NRL CEO Todd Greenberg agrees with Brisbane coach Wayne Bennett's view that Dylan Napa should have been charged for his head-on-head tackle on Korbin Sims but has defended the match review committee's right not to do so.
A furious Bennett spoke to NRL.com in the wake of the tackle by Napa which left Sims with a broken jaw and was scathing of the match review committee's decision not to refer the Sydney Roosters prop to a judiciary hearing.
Greenberg also believed that Napa, who was sin-binned and placed on report for the tackle in last Friday night's Telstra Premiership match at Suncorp Stadium, should have been charged but said the outcome highlighted the independence of the match review committee.
Comments by Bennett and Roosters coach Trent Robinson, who was critical of Napa's sin-binning at the post-match press conference, are being reviewed and may attract fines but Greenberg said their views highlighted the differing opinions within the game about the incident.
"My first thought was that the referees on the field did a good job," Greenberg said.
"I thought it was a good sin-bin. Ultimately then it goes to an independent process which is our match review committee.
"My personal view is player safety always comes first, and if you're going to err on the side of caution, I thought it warranted a charge. Ultimately, these are decisions which are made independently, and this highlights the process of an independent panel.
"But what I would say is that's a tackle which happened in real time. You have two experienced coaches, who I have great admiration for – they're both watching the same game, at the same time, and both have polar-opposite views of that particular tackle.
"I think that gives you some insight into the challenges the game faces."

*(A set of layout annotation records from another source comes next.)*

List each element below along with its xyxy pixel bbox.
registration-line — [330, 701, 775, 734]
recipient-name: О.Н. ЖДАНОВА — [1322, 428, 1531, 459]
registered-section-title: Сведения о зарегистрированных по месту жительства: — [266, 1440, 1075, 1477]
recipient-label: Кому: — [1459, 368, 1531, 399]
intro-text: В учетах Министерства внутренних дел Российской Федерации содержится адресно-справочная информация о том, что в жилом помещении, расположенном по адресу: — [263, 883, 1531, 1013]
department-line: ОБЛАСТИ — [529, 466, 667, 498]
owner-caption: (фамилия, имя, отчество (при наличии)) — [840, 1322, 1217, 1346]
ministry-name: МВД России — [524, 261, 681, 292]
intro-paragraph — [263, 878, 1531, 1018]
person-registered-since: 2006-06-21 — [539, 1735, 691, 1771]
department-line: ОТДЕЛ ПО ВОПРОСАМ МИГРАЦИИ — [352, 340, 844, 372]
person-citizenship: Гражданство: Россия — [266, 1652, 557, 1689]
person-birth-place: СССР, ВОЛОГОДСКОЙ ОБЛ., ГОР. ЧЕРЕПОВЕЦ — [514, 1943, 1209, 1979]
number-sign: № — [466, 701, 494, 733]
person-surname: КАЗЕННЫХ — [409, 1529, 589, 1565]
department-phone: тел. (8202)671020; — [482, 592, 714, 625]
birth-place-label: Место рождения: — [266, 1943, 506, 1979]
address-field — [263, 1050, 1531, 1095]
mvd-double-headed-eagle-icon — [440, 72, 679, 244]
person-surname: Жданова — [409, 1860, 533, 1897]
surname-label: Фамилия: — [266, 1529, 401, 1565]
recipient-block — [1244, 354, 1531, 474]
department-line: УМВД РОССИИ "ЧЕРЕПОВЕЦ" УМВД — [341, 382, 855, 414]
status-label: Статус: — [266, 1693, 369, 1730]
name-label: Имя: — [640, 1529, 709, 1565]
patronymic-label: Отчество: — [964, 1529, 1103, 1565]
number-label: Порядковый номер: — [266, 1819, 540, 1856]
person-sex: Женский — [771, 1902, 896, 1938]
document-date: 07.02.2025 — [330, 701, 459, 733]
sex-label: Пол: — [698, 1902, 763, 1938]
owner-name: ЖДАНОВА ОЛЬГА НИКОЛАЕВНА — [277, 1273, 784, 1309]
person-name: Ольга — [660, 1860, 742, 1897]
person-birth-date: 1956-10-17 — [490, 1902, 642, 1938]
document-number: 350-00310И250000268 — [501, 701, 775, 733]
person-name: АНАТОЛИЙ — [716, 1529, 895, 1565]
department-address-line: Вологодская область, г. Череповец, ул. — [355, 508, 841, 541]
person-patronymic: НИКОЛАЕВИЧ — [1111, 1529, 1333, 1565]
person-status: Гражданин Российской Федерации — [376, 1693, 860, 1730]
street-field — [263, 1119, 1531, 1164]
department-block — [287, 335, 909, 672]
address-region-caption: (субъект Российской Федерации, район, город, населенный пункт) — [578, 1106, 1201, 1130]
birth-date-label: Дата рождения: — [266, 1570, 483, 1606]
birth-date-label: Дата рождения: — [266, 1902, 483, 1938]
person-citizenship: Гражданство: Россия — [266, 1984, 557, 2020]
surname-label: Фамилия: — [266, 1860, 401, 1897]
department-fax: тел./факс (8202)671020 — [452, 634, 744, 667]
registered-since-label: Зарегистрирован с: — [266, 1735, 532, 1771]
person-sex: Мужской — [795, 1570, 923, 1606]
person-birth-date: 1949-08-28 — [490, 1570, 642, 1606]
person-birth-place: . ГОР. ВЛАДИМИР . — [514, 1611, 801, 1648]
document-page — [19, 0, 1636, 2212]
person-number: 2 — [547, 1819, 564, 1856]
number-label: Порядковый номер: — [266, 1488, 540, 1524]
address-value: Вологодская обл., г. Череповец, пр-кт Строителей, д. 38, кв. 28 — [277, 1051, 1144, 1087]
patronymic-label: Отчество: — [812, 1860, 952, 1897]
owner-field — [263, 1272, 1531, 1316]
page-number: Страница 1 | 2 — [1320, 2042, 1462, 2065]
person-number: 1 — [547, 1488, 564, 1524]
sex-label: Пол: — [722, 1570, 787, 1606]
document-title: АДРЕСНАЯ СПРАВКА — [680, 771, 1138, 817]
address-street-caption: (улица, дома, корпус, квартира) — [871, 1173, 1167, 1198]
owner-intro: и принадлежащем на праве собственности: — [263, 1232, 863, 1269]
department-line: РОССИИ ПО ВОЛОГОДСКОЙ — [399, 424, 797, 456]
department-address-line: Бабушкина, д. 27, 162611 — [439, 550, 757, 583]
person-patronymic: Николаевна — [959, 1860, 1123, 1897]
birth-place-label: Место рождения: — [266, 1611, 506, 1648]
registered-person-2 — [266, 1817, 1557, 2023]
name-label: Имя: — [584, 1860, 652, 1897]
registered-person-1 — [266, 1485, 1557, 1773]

The law of the game the match review committee would have considered in the Napa/Sims incident was 15.1 (b), the one dealing with player misconduct, which states "when affecting a tackle (a player) makes contact with the head or neck of an opponent intentionally, recklessly or carelessly".
Bennett, who has seen plenty of accidental head clashes in his lengthy career as a player and coach, said Napa's tackle "was not an accidental head clash"
"If I thought it was accidental, or there was even an element of doubt in it, I would say so but the minute I saw it live I thought 'oh my God'. I was horrified," Bennett said.
"The match review panel is there to enforce the rules of the game and forward that onto the judiciary. If the judiciary finds him not guilty we can all live with that.
"There may be mitigating circumstances, but a guy trying to avoid a collision is not a mitigating circumstance. A guy with his head forward of his body who leaves the ground to make contact with him is not concerned about the welfare of the player he is about to tackle.
"We'll never be able to prove intentionally, but we can certainly prove recklessly and carelessly."
Bennett outlined to NRL.com the reasons why he believed a charge was warranted.
"There are two defining things about this when you apply the rule book," he said.
"One is that [Napa's] head was forward of his shoulders. Normally when you go into a tackle, then your head and shoulders are in line going into a tackle. That’s how we teach tackle technique. But he was completely upright. His head was in a bent position going forward.
"The second thing is that he left the ground to make the tackle with his head in that position."
Bennett also said the game had an obligation to project the right image.
"There was a guy sent off on Saturday night because they don't want guys punching each other and that's fine," he said.
"The game doesn't want that [Napa-Sims] image either. We play a tough game and we like that toughness but there are rules and he stepped outside the rules.
"There have to be consequences and not being forwarded to the judiciary is not acceptable."
The Brisbane coach received support from veteran forward Sam Thaiday on Monday.
"Wayne has been very vocal about it and I back Wayne one hundred per cent," Thaiday said.
The reaction by Roosters players after Sims was knocked senseless also disappointed the Broncos.
"I understand we play a contact sport and sometimes players get injured and big tackles occur in our game," Thaiday said.
"But I took offence when they were celebrating the tackle when we have a player laying on the ground that is injured."